Diageo has also just unveiled 25 goals in its Society 2030: Spirit of Progress plan – with responsible drinking a key focus. Can you give more details on this?
This is the decade of action and our plan and targets for 2030 are carefully selected to align with the UN Sustainable Development Goals. It is not just about environmental sustainability – although we have committed to achieve net zero from production by 2030 – it is about all forms of sustainability.
That’s why promoting positive drinking and tackling alcohol harm is just as important to us as reducing our carbon emissions. And equally important are inclusion and diversity, because we are committed to making the world a better place for our employees and for our communities.
In terms of promoting responsible drinking, we are expanding our programmes that tackle underage drinking, drink-driving and binge drinking. By 2030 we are committed to reaching one billion people with a dedicated message of moderation and educating people on the risks of alcohol-related harm through our global DRINKiQ platform.
We will also educate more than 10 million people on the dangers of underage drinking through Smashed, our award-winning alcohol education programme. In so many ways it builds on the legacy of our founders, who have always strived to make a positive impact on our communities.
Can you summarise your career before joining Diageo? For example, you were previously chief executive of the Royal Zoological Society of Scotland.
Before joining Diageo in February 2020, I spent seven fantastic years with the Royal Zoological Society of Scotland, first as a managing director and latterly as chief executive. Prior to that, I worked as managing director of the North of England Zoological Society after two years at Chester Zoo and worked as executive manager of Edinburgh Castle between 2000 and 2010.
Chester Zoo is the most-visited wildlife attraction in the UK, and Edinburgh Castle Scotland’s premier visitor attraction. I have more than 30 years’ experience working in sport, leisure, tourism, culture, heritage and the charity sector and my work has often bridged the gap between the private and public sectors.
I chaired the Edinburgh Tourism Action Group between 2007 and 2009 and I am currently a member of the board of directors for the Association of Scottish Visitor Attractions, who help such landmarks deliver sustainable, world-class experiences.

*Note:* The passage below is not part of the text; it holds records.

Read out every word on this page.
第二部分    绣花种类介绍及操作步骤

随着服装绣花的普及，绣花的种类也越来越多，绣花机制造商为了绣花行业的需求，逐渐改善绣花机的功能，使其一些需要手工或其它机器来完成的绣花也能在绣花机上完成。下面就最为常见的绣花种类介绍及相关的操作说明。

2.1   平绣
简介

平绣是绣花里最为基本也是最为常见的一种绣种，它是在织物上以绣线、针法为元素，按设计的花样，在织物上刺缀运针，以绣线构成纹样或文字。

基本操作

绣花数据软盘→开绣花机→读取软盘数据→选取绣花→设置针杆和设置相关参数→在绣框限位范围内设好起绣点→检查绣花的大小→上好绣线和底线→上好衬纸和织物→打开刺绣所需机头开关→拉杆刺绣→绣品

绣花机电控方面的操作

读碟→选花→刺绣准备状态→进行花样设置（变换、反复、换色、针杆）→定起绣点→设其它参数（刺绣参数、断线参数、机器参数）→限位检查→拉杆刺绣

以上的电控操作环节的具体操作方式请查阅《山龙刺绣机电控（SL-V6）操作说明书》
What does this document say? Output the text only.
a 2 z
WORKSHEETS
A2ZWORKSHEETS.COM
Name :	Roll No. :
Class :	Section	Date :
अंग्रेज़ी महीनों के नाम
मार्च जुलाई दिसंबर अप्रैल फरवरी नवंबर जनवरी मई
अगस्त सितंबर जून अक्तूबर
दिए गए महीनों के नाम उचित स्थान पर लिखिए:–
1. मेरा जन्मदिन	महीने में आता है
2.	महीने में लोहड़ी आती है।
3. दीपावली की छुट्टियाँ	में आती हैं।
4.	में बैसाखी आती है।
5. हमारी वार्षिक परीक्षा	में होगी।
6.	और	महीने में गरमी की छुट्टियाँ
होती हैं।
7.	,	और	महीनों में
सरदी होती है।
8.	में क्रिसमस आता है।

What would you like the visitor experience to achieve in its first year?
The immediate aim is to establish Johnnie Walker Princes Street as a must-visit destination for people from Edinburgh, from Scotland and from around the world. But more importantly than what we want to achieve for ourselves, we want to provide a beacon of hope for the hospitality and tourism industry as we recover from the Covid-19 crisis.
We want our commitment to our investment programme and the quality of visitor attraction we are creating to be a catalyst for recovery for the wider economy, because we know that we can only succeed in our ambitions if we are part of a thriving tourism industry.
Over time we want to make Johnnie Walker Princes Street to Edinburgh and Scotland what the Guinness Storehouse is to Dublin and Ireland – a must-visit destination that is part of the fabric of local life and culture.